While you are exploring downtown Spokane, it is hard to miss the prominent “PARKADE” sign. Towering above the surrounding buildings, it beckons travelers as much with its distinctive architecture as it does with its promise of hundreds of parking spaces.
Indeed, the Parkade Plaza (or simply, “The Parkade”) has become one of Spokane’s most iconic structures. Not only that, but it serves as a spectacular example of the meeting point between architectural design and city planning. The Parkade did not just give people a spot to park—it revitalized a languishing downtown district when Spokane needed it most.
The Growth of the Automobile Industry Posed a Paradox in Downtown Spokane
To understand the context behind the Parkade, we can turn to the Society of Architectural Historians (SAH). The society explains that the increasing production and adoption of automobiles was having a negative impact on downtown Spokane.
SAH says, “By 1965, American automobile makers were generating more than nine million cars a year, continuously offering new models. These increases gave rise to newly built highways and, in turn, accelerated the postwar flight from American downtowns to the far-flung, expanding suburbs on the edges.”
Basically, the downtown streets were clogged with automobile traffic—but at the same time, middle class residents and visitors preferred to keep to the suburbs. How could the city salvage its downtown district before it succumbed to growing blight?
The non-profit organization Spokane Unlimited Inc. proposed a solution: a $350 million parking garage. The structure would replace six buildings that would be demolished for the project, and would help solve both problems simultaneously: downtown traffic congestion and neglect. Rising 188 feet, it would offer hundreds of parking spaces when it opened in 1967.
With easier driving and parking and more direct access to local businesses, downtown Spokane soon became attractive again to the middle class.
Who Was Warren C. Heylman?
The architect hired for the Parkade project was Warren C Heylman, a prolific designer whose portfolio ultimately included over 1,000 works. The Washington Department of Archaeology and Historic Preservation writes that some of his unusual designs were the subject of “controversy,” particularly among the public. The site quotes him as explaining, “It’s not necessary for a building to look commercial to do the job … I’ve been criticized for some of the things I’ve done. Doing what you think is right is not always popular.” Thankfully, in the case of the Parkade, it was.
There is Function in Every Aspect of Heylman’s Beautiful Design
You will notice that the garage floors feature a gentle incline. This feature is more than just aesthetically pleasing. It also makes it possible to fit more parking spaces into the same footprint.
The slender columns on the Parkade draw the eye upward while simultaneously bringing a surprisingly delicate element to the otherwise imposing façade. Note the curved lip at the top of the building. It is not merely decorative. It also provides shelter from the rain, protecting the façade from Pacific Northwest weather damage.
Spokane’s skywalk system was innovative and extension when the city introduced it. Incorporating skywalks into a garage was remarkable at the time.

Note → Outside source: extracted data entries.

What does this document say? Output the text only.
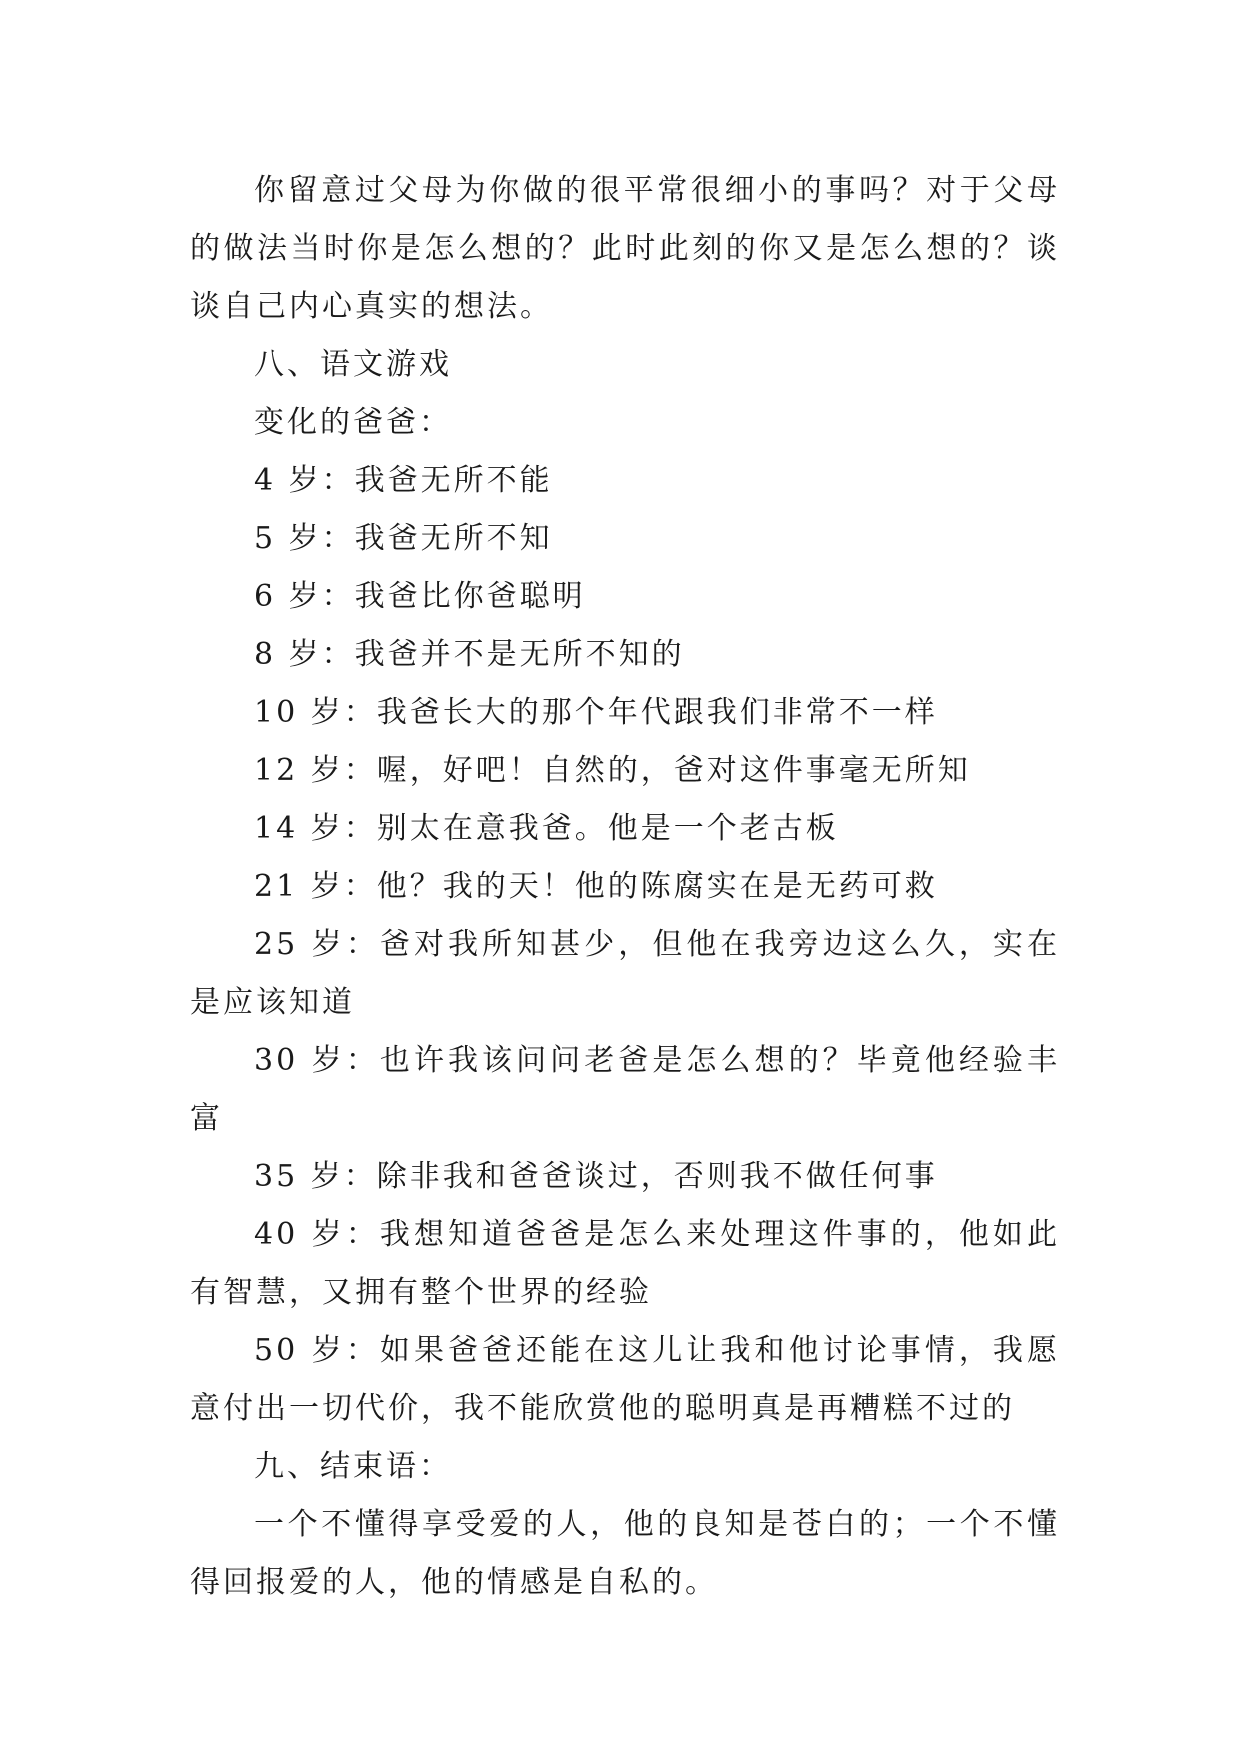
你留意过父母为你做的很平常很细小的事吗？对于父母的做法当时你是怎么想的？此时此刻的你又是怎么想的？谈谈自己内心真实的想法。

八、语文游戏

变化的爸爸：

4 岁：我爸无所不能

5 岁：我爸无所不知

6 岁：我爸比你爸聪明

8 岁：我爸并不是无所不知的

10 岁：我爸长大的那个年代跟我们非常不一样

12 岁：喔，好吧！自然的，爸对这件事毫无所知

14 岁：别太在意我爸。他是一个老古板

21 岁：他？我的天！他的陈腐实在是无药可救

25 岁：爸对我所知甚少，但他在我旁边这么久，实在是应该知道

30 岁：也许我该问问老爸是怎么想的？毕竟他经验丰富

35 岁：除非我和爸爸谈过，否则我不做任何事

40 岁：我想知道爸爸是怎么来处理这件事的，他如此有智慧，又拥有整个世界的经验

50 岁：如果爸爸还能在这儿让我和他讨论事情，我愿意付出一切代价，我不能欣赏他的聪明真是再糟糕不过的

九、结束语：

一个不懂得享受爱的人，他的良知是苍白的；一个不懂得回报爱的人，他的情感是自私的。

Even the gently arcing ramp leading up to the second floor from the street level enhances the beauty of the parking garage. The shapes of the awnings above also mirror the arch supports for the ramp below.
Visiting the Parkade Today
The Parkade remains in use today, providing easy access to locations such as Riverpark Square, Nordstrom, AMC, the Davenport Grand Hotel, the Convention Center, Spokane’s Opera House, and various shops and restaurants. You can view hours and rates or pay online at the Parkade’s official website.